Баев встал, отворил железную дверку оградки и, глядя перед собой в притоптанные желтые листья, тихо заговорил:
— Ради всего прошлого пойми, Мить… Зачем ты предъявляешь этот строгий счет? Может, он нам не по силам. К тому же я не претендую на исключительность. Я живу просто, как могу, как большинство…
— Езжай, Леонтий! — умоляюще-отчаянно воскликнул Пологов.
Баев стукнул дверкой и пошел прочь.
Машины дружно, мягко взревели моторами и, нарядно поблескивая стеклами кабин, лихо помчались по багряной степи.
Пологов глядел им вслед и, дрожа всем телом, тихонько, беззвучно плакал. У него было такое чувство, как будто его обокрали.

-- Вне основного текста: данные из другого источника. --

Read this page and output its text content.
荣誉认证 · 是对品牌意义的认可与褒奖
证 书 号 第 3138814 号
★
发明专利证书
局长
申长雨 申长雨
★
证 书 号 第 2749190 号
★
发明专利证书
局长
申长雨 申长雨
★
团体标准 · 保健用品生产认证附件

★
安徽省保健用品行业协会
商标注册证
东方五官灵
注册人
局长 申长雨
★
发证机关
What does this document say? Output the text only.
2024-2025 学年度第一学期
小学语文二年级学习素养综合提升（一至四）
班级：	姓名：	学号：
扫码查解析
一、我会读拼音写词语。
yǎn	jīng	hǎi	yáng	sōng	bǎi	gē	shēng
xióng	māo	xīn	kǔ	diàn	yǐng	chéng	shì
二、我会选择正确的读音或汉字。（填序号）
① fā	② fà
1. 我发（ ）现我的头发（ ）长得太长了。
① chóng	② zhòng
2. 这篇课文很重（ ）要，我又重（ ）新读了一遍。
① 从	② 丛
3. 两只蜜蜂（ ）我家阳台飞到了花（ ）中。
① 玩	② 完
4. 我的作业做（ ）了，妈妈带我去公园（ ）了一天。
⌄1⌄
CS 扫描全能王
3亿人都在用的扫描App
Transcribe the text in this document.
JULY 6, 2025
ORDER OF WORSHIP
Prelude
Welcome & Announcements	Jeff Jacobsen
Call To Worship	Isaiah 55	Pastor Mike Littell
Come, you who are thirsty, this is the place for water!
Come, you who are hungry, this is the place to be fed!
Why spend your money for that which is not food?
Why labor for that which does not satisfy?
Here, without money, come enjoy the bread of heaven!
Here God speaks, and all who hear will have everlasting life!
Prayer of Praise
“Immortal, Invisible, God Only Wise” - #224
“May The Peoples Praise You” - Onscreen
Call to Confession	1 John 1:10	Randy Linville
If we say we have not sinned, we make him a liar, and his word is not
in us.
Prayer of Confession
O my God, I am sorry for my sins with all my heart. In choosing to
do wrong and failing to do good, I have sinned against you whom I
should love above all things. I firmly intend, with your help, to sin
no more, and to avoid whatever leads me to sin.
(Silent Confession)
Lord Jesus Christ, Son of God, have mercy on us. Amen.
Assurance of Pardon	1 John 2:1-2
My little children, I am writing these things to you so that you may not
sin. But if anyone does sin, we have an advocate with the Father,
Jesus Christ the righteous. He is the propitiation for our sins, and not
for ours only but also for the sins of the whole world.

До этой встречи с Баевым и Кочкиным он после смерти Васи Овчарова ни разу еще не видел себя таким одиноким, как сейчас. У него всегда были они — Леня и Федя. И не беда, что он редко с ними встречался. Они жили в его памяти, и уже только одно намерение, постоянная и легкая возможность встречи согревали и радовали сердце. Теперь они как бы изъяли себя у Пологова. Но он не забудет их, как невозможно забыть детства, только груз этой памяти будет ему теперь нелегок.
И еще он подумал, что после гибели Овчарова прошло всего сорок дней, а Вася за это время в его мыслях очень изменился, стал намного старше, мудрее.
— Дмитрий, пошли. А то холодает, — услышал Пологов и оглянулся. Возле оградки стоял Михаил. В сумерках его смуглое лицо казалось еще грустнее и красивее, чем днем. Пологов послушно встал.
Они выбрались с кладбища и не спеша зашагали по степи в стылой сумеречной тиши. Над закатом празднично золотились облака, в поселке заиграла чья-то свадьба. Из веселого гвалта хорошо выделялись чистые девичьи голоса, слитые в одном нежно-счастливом напеве:
От зари до зари,
От темна до темна
О любви говори,
Пой, гитарная струна…
Свадьба и песня Пологову показались неуместными. Но вдруг в глубине его что-то отрадно замерло. Он взглянул в лицо Михаила, застывшее в слухе, как-то ласково светившееся, взглянул на жаркую рощицу осинника, мимо которого, легонько покрикивая, пастух гнал деревенское стадо, на огромный цветной небосвод, озвученный и оживленный юными голосами, и почувствовал, как в нем, как бы назло, наперекор затяжной, въедливой, опустошающей горечи и грусти, плеснулась, горячо охватила грудь мстительно-радостная жажда работы. Новой, дерзновенной, высокой работы. Он вдруг ощутил впереди себя великое пространство жизни, понял, что его не надо уплотнять и суживать до размера своего «я», до ничтожно-крохотного отрезка собственного века, а надо постоянно расширять, освещать, отдав этому всего себя, растворясь в этом.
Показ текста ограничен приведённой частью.